Shaping the Conversation
Beyond product development, Brijesh has played an active role in shaping the region’s LegalTech discourse. He has spoken at forums such as the World Litigation Forum Summit, the Credit and Recovery Summit, and the UAE General Counsel Summit - platforms where the audience consists of senior litigators, in-house counsel, and financial leaders who demand practical, defensible ideas.
He also leads the Smart Lawyers UAE community, an initiative focused on creating learning and growth opportunities for legal professionals across the region. His continued presence in these spaces reflects a simple reality: in the GCC, LegalTech is no longer a niche conversation - it is central to the profession’s evolution.
What Comes Next
As Brijesh sees it, the future of LegalTech will not be defined by what it automates, but by what it enables. The deeper proposition is clear: the next generation of legal technology will not merely handle routine tasks - it will give lawyers the space to think more deeply, argue more precisely, and focus on the aspects of their work that truly require human judgment.

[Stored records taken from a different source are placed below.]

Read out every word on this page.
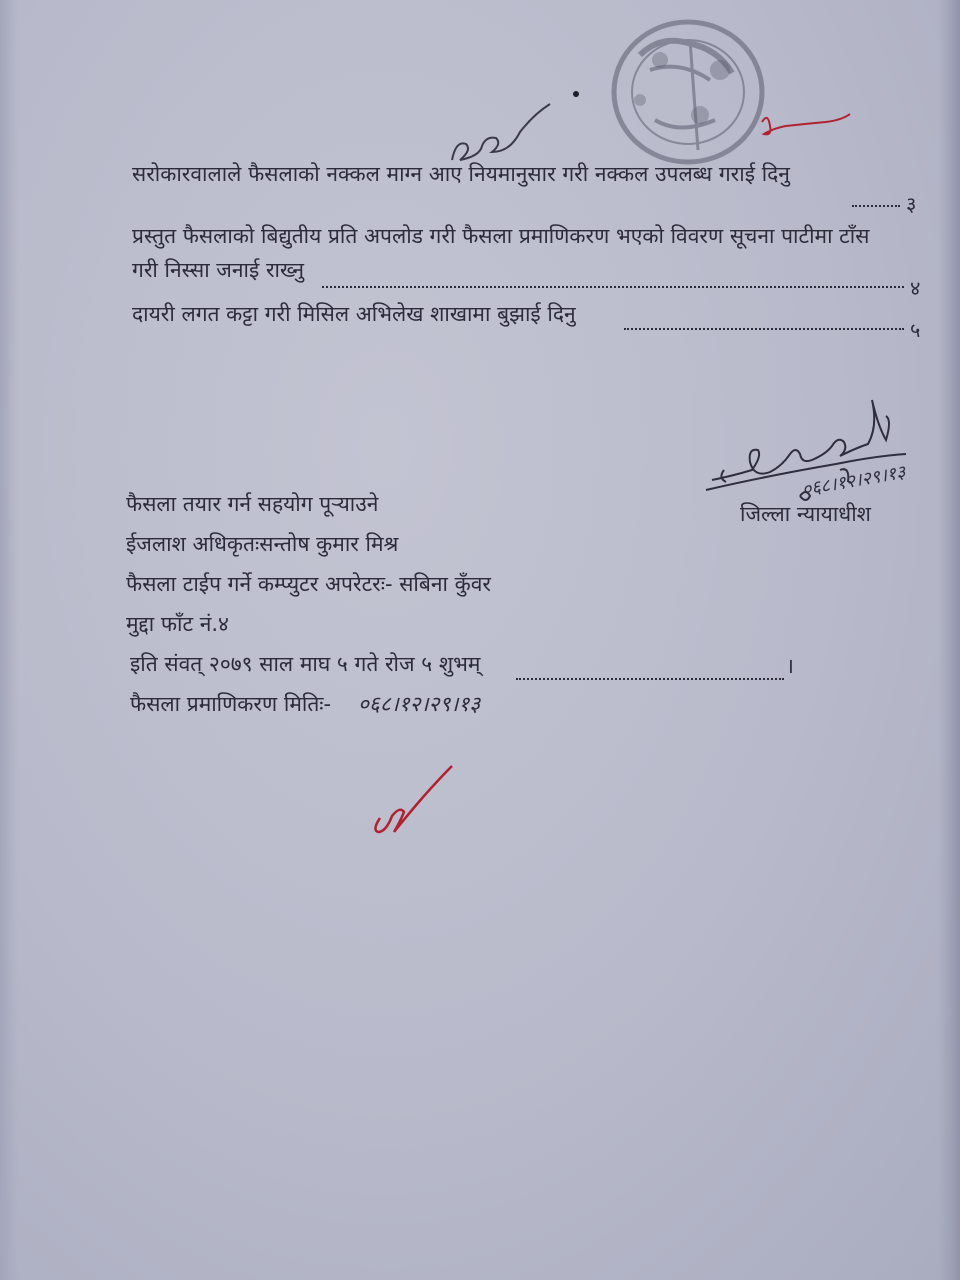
सरोकारवालाले फैसलाको नक्कल माग्न आए नियमानुसार गरी नक्कल उपलब्ध गराई दिनु
३
प्रस्तुत फैसलाको बिद्युतीय प्रति अपलोड गरी फैसला प्रमाणिकरण भएको विवरण सूचना पाटीमा टाँस
गरी निस्सा जनाई राख्नु
४
दायरी लगत कट्टा गरी मिसिल अभिलेख शाखामा बुझाई दिनु
५
०६८।१२।२९।१३
जिल्ला न्यायाधीश
फैसला तयार गर्न सहयोग पूऱ्याउने
ईजलाश अधिकृतःसन्तोष कुमार मिश्र
फैसला टाईप गर्ने कम्प्युटर अपरेटरः- सबिना कुँवर
मुद्दा फाँट नं.४
इति संवत् २०७९ साल माघ ५ गते रोज ५ शुभम्	।
फैसला प्रमाणिकरण मितिः- ०६८।१२।२९।१३
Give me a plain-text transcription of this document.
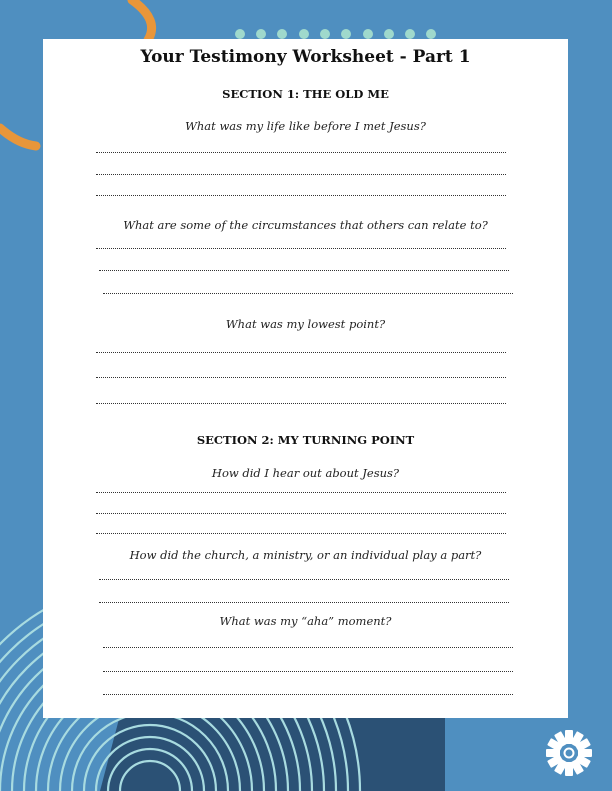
Your Testimony Worksheet - Part 1
SECTION 1: THE OLD ME
What was my life like before I met Jesus?
What are some of the circumstances that others can relate to?
What was my lowest point?
SECTION 2: MY TURNING POINT
How did I hear out about Jesus?
How did the church, a ministry, or an individual play a part?
What was my “aha” moment?
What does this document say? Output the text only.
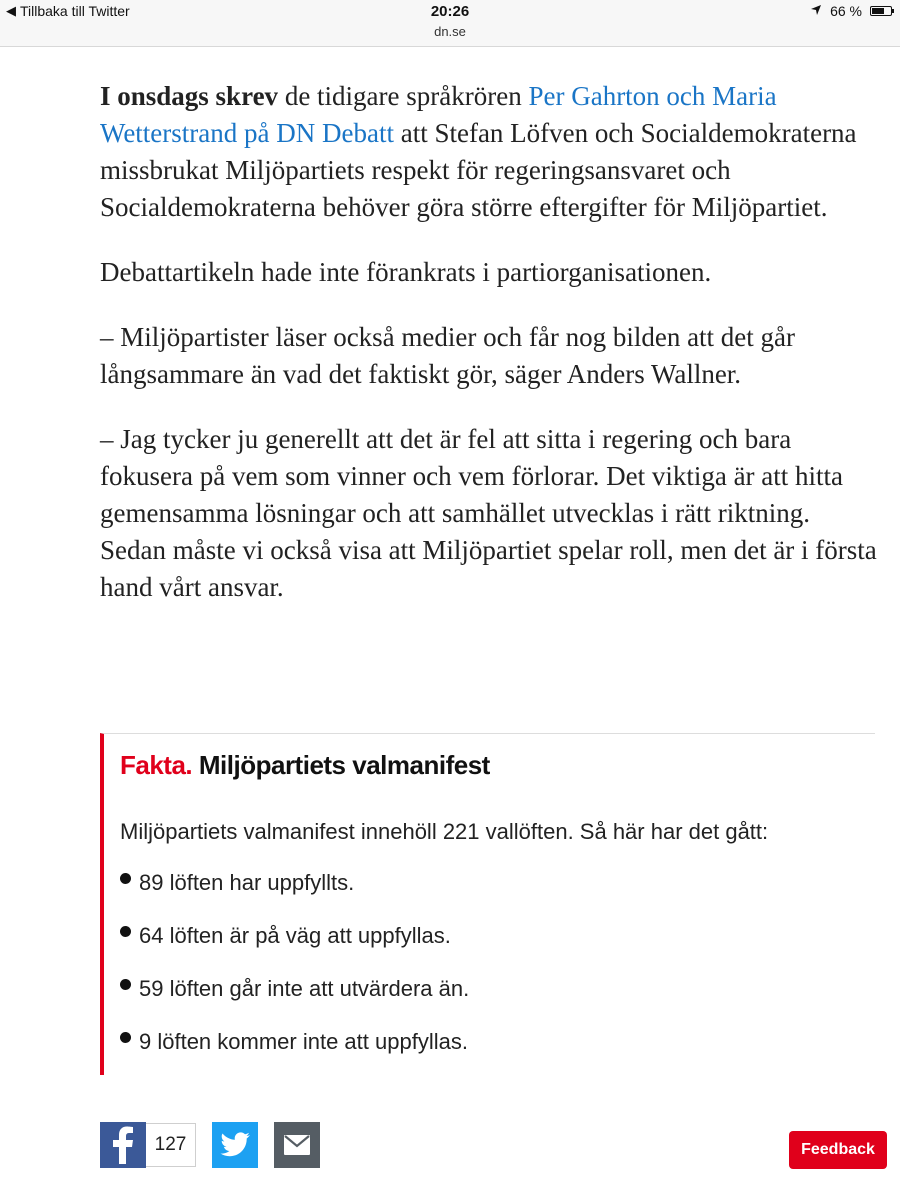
◀ Tillbaka till Twitter	20:26
dn.se
66 %

I onsdags skrev de tidigare språkrören Per Gahrton och Maria Wetterstrand på DN Debatt att Stefan Löfven och Socialdemokraterna missbrukat Miljöpartiets respekt för regeringsansvaret och Socialdemokraterna behöver göra större eftergifter för Miljöpartiet.

Debattartikeln hade inte förankrats i partiorganisationen.

– Miljöpartister läser också medier och får nog bilden att det går långsammare än vad det faktiskt gör, säger Anders Wallner.

– Jag tycker ju generellt att det är fel att sitta i regering och bara fokusera på vem som vinner och vem förlorar. Det viktiga är att hitta gemensamma lösningar och att samhället utvecklas i rätt riktning. Sedan måste vi också visa att Miljöpartiet spelar roll, men det är i första hand vårt ansvar.

Fakta. Miljöpartiets valmanifest
Miljöpartiets valmanifest innehöll 221 vallöften. Så här har det gått:
89 löften har uppfyllts.
64 löften är på väg att uppfyllas.
59 löften går inte att utvärdera än.
9 löften kommer inte att uppfyllas.
127	Feedback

Technology, in this vision, does not replace the lawyer. It sharpens the lawyer’s role.
“The law has always been the architecture of civilised society. Technology is not dismantling that architecture - it is rebuilding it with stronger foundations, wider corridors, and the ability to serve everyone who walks through its doors.”

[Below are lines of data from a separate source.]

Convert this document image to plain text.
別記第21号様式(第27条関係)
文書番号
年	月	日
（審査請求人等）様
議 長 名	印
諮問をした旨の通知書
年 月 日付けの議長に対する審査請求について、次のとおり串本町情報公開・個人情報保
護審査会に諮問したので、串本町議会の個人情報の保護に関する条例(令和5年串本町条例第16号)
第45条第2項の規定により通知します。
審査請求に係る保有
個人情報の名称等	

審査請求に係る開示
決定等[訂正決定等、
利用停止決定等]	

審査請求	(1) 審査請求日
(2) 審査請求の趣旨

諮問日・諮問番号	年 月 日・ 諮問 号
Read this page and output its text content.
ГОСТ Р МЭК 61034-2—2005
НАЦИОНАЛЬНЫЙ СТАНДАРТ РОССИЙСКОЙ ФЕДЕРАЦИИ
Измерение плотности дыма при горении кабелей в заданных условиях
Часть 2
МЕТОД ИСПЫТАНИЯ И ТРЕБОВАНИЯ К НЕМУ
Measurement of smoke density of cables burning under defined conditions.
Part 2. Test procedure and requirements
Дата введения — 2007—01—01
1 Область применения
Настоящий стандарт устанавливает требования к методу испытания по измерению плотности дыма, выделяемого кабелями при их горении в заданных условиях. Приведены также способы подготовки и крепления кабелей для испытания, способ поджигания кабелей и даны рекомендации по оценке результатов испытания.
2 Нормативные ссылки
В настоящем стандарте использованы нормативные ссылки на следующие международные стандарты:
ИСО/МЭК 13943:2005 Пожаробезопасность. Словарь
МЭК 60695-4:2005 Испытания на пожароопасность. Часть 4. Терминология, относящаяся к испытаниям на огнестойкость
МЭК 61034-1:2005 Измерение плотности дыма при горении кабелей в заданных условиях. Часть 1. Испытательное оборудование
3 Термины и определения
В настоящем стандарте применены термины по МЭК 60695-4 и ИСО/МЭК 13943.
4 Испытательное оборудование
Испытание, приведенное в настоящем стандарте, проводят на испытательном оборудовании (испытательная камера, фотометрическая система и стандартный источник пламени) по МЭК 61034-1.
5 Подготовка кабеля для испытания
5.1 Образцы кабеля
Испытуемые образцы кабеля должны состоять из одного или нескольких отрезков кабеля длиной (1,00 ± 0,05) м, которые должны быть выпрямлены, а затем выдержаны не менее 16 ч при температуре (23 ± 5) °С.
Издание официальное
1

- Brijesh Chedayan, CEO, Beveron Technologies LLC
About Brijesh Chedayan
Brijesh Chedayan is the founder and CEO of Beveron Technologies LLC, a Dubai-based LegalTech company developing software solutions for law firms, corporate legal departments, and financial institutions across the GCC. With over 25 years of experience in emerging technologies, he is a recognised voice in the region’s LegalTech space.
He serves as an Industrial Board Member of the University of Bolton (UK) for its academic centre in the UAE and regularly speaks at leading industry forums, contributing to the advancement of legal innovation in the Middle East.